The rights protected by the [European] Convention and the [Human Rights] Act deserve to be protected because they are, as I would suggest, the basic and fundamental rights which everyone in this country ought to enjoy simply by virtue of their existence as a human being. Let me briefly remind you of the protected rights, some of which I have already mentioned. The right to life. The right not to be tortured or subjected to inhuman or degrading treatment or punishment. The right not to be enslaved. The right to liberty and security of the person. The right to a fair trial. The right not to be retrospectively penalised. The right to respect for private and family life. Freedom of thought, conscience and religion. Freedom of expression. Freedom of assembly and association. The right to marry. The right not to be discriminated against in the enjoyment of those rights. The right not to have our property taken away except in the public interest and with compensation. The right of fair access to the country’s educational system. The right to free elections.

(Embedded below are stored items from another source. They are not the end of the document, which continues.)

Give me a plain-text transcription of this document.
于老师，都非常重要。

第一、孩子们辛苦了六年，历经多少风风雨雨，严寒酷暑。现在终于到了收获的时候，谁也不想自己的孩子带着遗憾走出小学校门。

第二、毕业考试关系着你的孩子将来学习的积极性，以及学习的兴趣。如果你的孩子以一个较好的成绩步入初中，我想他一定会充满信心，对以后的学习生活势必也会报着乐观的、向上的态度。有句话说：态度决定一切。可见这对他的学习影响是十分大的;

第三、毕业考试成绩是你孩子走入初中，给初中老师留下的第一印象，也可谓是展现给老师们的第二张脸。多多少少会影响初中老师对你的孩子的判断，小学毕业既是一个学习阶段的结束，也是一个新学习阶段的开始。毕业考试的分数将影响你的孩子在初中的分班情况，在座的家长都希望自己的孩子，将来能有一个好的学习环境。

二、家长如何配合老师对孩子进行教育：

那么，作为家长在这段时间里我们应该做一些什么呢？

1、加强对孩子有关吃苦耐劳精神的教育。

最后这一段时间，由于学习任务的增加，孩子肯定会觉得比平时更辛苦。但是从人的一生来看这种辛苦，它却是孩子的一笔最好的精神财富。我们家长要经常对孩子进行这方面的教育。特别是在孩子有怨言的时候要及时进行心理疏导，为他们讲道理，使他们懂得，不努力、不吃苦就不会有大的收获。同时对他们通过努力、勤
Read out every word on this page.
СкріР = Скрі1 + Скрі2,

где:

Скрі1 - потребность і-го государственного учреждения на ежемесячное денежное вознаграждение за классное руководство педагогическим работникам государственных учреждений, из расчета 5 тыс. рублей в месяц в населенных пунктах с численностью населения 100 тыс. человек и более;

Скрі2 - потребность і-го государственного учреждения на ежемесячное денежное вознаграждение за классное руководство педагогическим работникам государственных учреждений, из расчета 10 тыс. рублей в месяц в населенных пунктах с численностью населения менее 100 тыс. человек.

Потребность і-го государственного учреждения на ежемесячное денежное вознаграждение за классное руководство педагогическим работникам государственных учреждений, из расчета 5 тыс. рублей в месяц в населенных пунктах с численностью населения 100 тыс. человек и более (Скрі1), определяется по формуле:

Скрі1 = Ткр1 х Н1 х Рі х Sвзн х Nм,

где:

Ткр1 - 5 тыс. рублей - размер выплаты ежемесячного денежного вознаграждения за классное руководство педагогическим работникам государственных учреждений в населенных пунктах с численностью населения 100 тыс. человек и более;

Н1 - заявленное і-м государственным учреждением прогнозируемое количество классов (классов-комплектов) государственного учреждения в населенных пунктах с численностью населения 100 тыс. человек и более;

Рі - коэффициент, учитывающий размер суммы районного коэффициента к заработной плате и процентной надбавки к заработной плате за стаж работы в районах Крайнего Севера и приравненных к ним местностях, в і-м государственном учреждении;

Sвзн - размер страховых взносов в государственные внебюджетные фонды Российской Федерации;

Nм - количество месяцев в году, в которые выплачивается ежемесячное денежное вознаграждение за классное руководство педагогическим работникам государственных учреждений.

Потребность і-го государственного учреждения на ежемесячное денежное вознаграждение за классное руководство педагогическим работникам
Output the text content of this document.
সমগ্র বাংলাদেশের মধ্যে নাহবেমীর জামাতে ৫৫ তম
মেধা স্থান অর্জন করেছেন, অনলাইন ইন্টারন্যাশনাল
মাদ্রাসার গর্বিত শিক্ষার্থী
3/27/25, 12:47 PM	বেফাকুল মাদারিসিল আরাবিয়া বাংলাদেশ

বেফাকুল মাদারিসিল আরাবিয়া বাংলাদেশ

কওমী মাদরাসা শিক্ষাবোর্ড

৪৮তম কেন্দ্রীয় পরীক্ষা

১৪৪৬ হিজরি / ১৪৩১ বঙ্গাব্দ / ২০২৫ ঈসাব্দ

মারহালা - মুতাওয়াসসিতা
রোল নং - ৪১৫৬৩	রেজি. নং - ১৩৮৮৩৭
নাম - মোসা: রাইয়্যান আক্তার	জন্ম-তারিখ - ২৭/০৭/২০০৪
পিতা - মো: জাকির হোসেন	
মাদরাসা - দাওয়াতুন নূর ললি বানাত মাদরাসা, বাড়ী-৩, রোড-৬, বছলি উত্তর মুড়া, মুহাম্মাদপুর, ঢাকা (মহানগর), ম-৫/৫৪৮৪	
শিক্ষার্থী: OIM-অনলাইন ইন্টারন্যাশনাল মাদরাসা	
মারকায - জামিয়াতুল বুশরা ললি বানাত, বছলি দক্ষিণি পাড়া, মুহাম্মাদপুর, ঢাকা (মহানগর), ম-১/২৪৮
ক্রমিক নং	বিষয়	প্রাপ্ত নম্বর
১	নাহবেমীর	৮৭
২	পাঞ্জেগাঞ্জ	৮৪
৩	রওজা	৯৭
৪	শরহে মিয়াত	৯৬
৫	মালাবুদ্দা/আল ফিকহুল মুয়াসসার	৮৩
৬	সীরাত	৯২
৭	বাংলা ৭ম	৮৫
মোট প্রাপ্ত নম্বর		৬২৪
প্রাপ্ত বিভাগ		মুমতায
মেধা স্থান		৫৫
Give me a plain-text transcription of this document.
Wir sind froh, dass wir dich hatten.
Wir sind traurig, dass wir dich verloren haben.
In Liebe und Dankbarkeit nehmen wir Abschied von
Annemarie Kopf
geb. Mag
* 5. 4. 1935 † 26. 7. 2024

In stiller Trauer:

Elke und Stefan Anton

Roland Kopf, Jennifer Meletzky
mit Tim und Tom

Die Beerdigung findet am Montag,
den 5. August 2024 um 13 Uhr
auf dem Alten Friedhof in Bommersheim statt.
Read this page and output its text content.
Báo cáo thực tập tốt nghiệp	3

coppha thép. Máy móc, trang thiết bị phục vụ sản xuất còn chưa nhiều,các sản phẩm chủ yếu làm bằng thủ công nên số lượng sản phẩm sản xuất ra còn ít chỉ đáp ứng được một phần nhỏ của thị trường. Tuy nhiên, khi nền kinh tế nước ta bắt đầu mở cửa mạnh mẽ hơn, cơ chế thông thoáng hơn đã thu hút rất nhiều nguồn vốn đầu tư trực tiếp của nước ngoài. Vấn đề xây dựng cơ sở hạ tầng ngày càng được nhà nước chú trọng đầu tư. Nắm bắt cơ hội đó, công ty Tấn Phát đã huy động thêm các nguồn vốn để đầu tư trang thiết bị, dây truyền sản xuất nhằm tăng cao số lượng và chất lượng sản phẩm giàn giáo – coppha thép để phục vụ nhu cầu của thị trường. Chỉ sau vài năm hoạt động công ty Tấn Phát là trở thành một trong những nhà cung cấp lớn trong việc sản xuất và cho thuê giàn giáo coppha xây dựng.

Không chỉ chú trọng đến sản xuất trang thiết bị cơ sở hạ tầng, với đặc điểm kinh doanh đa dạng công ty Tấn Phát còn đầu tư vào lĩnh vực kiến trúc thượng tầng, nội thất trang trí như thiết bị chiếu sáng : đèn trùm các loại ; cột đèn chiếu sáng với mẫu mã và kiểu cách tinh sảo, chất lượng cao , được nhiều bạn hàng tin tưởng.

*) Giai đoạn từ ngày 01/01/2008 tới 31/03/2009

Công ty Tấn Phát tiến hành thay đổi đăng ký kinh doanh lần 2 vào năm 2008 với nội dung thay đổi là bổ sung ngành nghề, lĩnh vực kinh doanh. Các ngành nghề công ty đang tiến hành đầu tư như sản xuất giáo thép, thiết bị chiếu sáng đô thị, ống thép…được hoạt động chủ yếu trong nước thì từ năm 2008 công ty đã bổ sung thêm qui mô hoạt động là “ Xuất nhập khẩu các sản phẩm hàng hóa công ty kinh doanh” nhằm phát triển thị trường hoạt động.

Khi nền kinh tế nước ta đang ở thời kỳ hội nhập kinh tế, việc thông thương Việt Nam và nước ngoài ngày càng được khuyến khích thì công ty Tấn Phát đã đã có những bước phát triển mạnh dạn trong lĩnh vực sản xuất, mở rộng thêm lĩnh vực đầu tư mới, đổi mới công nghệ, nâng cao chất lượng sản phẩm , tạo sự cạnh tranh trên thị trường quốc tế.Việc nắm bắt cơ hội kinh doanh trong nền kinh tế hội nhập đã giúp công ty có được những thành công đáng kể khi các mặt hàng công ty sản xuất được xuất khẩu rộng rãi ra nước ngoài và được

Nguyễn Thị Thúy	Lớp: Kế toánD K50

Which of these rights, I ask, would we wish to discard? Are any of them trivial, superfluous, unnecessary? Are any them un-British? There may be those who would like to live in a country where these rights are not protected, but I am not of their number. Human rights are not, however, protected for the likes of people like me – or most of you. They are protected for the benefit above all of society’s outcasts, those who need legal protection because they have no other voice – the prisoners, the mentally ill, the gipsies, the homosexuals, the immigrants, the asylum-seekers, those who are at any time the subject of public obloquy.

So, if you are unfortunate enough to live in a constituency represented by one of the 72 anti-Human Rights MPs, I would urge you to take the time to write and ask them which of the fundamental basic rights enshrined in the European Convention and the Act they would like to do away with; which of them do they consider unnecessary?

Those of us living in Newham are lucky in at least one respect – both of our MPs turned out to vote against the stupid and shameful repeal bill. I don’t often applaud Lyn Brown and Stephen Timms, but on this occasion I do.